Отсюда и понимание Данилевским Восточного вопроса, который в его глазах есть борьба между славянским и романо-германским культурно-историческими типами. Вероятный исход этой борьбы должен доставить «совершенно новое содержание исторической жизни человечества». «Восточный вопрос касается всего славянства, всех народов, населяющих европейский полуостров и не принадлежащих к числу народов германского и германо-романского племени, – не принадлежащих, следовательно, к Европе в культурно-историческом смысле этого слова». «Восточный вопрос», в свою очередь, есть порождение древневосточного вопроса, заключавшегося в борьбе римского начала с греческим [там же, 306, 329]. Противостояние двух цивилизационных полюсов античности находит продолжение в столкновении двух цивилизаций на полуострове Европы. Борясь за независимость славян, Россия бьется за суверенность своей цивилизации, будущее самовыявление и расцвет которой только и смогут оправдать существование России как силы, волей-неволей сдерживающей распространение европейского влияния вглубь материка. Претензии России на европейское культуртрегерство в Азии смешны: не будь ее, Запад с этой задачей справился бы куда лучше. Без борьбы за славянство Россия для Данилевского, как и для Р. Фадеева, была бы каким-то «привидением прошедшего», не имеющим иной цели, кроме выживания, так что «ей действительно ничего бы не оставалось, как сбросить скорей с себя свой славянский облик. Это было бы существование без смысла и значения, следовательно, в сущности, существование невозможное» [там же, 318].

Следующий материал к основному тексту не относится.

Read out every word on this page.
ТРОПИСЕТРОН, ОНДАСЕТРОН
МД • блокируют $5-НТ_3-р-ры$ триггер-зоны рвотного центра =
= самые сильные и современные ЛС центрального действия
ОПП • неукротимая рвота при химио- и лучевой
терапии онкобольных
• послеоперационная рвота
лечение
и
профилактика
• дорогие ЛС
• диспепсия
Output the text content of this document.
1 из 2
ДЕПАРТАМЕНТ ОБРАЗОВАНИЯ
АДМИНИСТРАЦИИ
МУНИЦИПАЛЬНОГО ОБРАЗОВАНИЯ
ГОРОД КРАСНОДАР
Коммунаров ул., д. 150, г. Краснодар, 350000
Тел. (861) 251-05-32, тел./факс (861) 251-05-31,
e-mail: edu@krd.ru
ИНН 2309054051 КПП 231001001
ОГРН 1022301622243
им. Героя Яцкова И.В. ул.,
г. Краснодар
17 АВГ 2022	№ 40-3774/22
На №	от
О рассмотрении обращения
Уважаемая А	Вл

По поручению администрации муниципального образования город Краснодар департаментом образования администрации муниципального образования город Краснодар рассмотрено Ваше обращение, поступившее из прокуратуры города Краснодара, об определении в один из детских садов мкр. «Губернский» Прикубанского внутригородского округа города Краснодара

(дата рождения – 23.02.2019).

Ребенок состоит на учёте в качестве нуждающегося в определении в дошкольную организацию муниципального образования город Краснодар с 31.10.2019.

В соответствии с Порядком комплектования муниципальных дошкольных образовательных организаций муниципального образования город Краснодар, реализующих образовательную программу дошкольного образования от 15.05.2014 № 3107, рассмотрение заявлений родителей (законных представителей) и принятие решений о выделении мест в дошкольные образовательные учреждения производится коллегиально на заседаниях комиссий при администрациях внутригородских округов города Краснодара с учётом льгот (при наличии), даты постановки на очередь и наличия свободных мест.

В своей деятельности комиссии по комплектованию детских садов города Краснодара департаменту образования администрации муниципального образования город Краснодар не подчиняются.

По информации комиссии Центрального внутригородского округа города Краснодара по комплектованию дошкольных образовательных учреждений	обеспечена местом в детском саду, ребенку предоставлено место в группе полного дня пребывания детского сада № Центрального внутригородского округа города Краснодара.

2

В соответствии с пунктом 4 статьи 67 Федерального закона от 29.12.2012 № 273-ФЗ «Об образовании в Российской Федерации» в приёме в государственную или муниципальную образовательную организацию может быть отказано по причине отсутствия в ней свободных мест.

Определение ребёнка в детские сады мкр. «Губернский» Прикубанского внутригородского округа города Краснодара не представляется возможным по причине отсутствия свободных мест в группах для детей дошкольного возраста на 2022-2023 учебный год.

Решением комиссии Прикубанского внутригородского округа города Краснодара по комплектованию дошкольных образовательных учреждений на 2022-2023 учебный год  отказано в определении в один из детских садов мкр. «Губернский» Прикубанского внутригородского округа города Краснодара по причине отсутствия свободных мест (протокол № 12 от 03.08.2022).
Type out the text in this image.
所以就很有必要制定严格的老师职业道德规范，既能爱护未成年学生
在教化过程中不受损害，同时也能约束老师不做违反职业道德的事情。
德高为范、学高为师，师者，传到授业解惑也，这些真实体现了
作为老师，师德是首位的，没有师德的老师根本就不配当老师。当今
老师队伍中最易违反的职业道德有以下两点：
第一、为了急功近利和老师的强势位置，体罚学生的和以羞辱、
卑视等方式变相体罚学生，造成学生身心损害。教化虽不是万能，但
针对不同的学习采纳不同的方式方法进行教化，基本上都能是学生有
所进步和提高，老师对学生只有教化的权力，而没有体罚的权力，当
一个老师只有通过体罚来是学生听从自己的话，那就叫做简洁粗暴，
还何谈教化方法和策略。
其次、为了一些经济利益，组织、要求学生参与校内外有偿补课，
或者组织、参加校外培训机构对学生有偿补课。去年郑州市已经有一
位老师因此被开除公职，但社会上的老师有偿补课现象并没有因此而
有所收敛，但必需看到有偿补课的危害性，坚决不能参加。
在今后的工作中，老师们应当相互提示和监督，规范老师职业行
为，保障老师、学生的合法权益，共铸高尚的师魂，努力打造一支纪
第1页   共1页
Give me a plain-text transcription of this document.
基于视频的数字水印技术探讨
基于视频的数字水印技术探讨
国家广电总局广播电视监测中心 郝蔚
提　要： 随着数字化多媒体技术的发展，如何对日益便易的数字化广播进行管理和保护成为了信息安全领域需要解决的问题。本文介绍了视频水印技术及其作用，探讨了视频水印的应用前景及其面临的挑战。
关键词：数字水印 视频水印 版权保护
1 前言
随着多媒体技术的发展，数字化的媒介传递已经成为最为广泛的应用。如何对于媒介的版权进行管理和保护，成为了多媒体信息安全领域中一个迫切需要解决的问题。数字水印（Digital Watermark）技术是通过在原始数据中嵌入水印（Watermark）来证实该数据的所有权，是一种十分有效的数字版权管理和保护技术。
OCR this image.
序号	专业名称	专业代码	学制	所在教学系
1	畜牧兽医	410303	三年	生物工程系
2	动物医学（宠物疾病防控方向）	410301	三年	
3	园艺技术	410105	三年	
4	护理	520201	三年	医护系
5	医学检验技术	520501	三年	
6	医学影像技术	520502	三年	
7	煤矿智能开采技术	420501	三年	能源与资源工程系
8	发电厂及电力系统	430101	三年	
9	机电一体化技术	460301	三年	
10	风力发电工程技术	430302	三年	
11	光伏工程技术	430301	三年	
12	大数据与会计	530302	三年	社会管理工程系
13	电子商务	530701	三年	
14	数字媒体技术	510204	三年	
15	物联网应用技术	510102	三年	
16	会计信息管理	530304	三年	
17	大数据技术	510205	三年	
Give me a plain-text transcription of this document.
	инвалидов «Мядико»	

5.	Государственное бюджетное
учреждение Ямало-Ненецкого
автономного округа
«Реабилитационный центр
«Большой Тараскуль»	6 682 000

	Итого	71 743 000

Как и Тютчева, Данилевского мучит страх перед возможностью «недотягивания» России до своего назначения, впадения ее в ирреальное «абортивное» бытие. Но разница между этими мыслителями велика. Для Тютчева Россия s'avorterait[39]
, если не реализует новый европейский порядок, не выстроит «другую Европу». Порожденный в условиях «европейского максимума» России (фазы С первого стратегического цикла), этот проект был отмечен пафосом «последней битвы», решающей мировые судьбы. Поэтому поэт-политик настойчиво отмечает моменты неблагополучия обществ, дающие шанс для удачного наступления России, которая якобы станет «сама собой», лишь истребив «принцип бытия» Западной Европы. Взгляд Данилевского – иной. Борьба цивилизаций, даже выливающаяся в открытую войну, желательна и для него – но лишь как средство, пробудив славянское самосознание, сформировать Всеславянский союз – гроссраум новой цивилизации. Если Россия и может упустить шанс, то не шанс переустройства Запада, а исключительно шанс своего собственного выхода в фазу цивилизационной зрелости, якобы недостижимую без общеславянской независимости (постановка вопроса, несколько напоминающая позднейшие споры о возможности или невозможности построения социализма и коммунизма в одной стране). Отмечая на Западе кризис, вызванный пролетарской угрозой («кимвры и тевтоны у ворот Рима», «новые Марии», военные диктатуры и т. д.), Данилевский, однако, не думает, как Тютчев, о «взрыве» Европы и ее сдаче перед славянским напором. Он готов даже признать западную культуру вошедшей в стадию максимального плодоношения. Но ссылка на якобы общий принцип «максимального действия энергии после того, как ее источник уже угас», позволяет ему утверждать: «Солнце, взрастившее эти плоды, уже прошло свой пик», – время благоприятно для политического возвышения новой цивилизации. Иначе говоря, он думает не о включении Запада в «Россию будущего», но об условиях непобедимости славянства, если бы оно пожелало образовать суверенный гроссраум.